Fig. 7 Delete Execution Time for TSQLV4_NOADR
Fig. 8 Delete Execution Time for TSQLV4_ADR
Fig. 9 Transaction Log Usage After Deletes
By now it was becoming obvious that DML operations take longer in databases with ADR enabled. This partly explains why the feature is off in the first place. Deeply thinking about it, it makes sense since SQL Server must store the row versions in the PVS while an insert, update, or delete operation is running. Whatever amount of time the DML takes, we find that issuing a ROLLBACK with ADR turned ON takes less than 1 millisecond (see Figs. 10 – 13). In some cases, the quick rollback can compensate for the overhead of the DML itself, but not in all cases!
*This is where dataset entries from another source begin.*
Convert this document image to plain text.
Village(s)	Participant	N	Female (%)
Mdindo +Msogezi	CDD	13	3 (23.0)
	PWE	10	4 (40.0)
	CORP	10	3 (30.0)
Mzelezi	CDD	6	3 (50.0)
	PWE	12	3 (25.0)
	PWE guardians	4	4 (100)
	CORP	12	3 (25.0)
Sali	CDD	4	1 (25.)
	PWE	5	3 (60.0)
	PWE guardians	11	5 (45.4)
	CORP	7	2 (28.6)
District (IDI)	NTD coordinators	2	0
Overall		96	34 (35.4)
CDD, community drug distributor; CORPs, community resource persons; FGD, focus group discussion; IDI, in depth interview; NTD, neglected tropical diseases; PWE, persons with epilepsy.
Fig. 10 Execution Time for ROLLBACK (After DELETE) on TSQLV4_NOADR
Fig. 11 Execution Time for ROLLBACK (After DELETE) on TSQLV4_ADR
Fig. 12 Execution Time for ROLLBACK (After INSERT) on TSQLV4_NOADR
Fig. 13 Execution Time for ROLLBACK (After DELETE) on TSQLV4_ADR
Accelerated Database Recovery is one of the great features released in SQL Server 2019. However, as with all extremely nice things in life, someone has to pay for it. ADR can have a negative performance impact in certain scenarios, so it’s important to evaluate your scenario carefully before implementing ADR in your production database. Microsoft specifically recommends Accelerated Database Recovery for databases supporting workloads with very long-running transactions, excessive transaction log growth, or frequent outages related to a long-running recovery.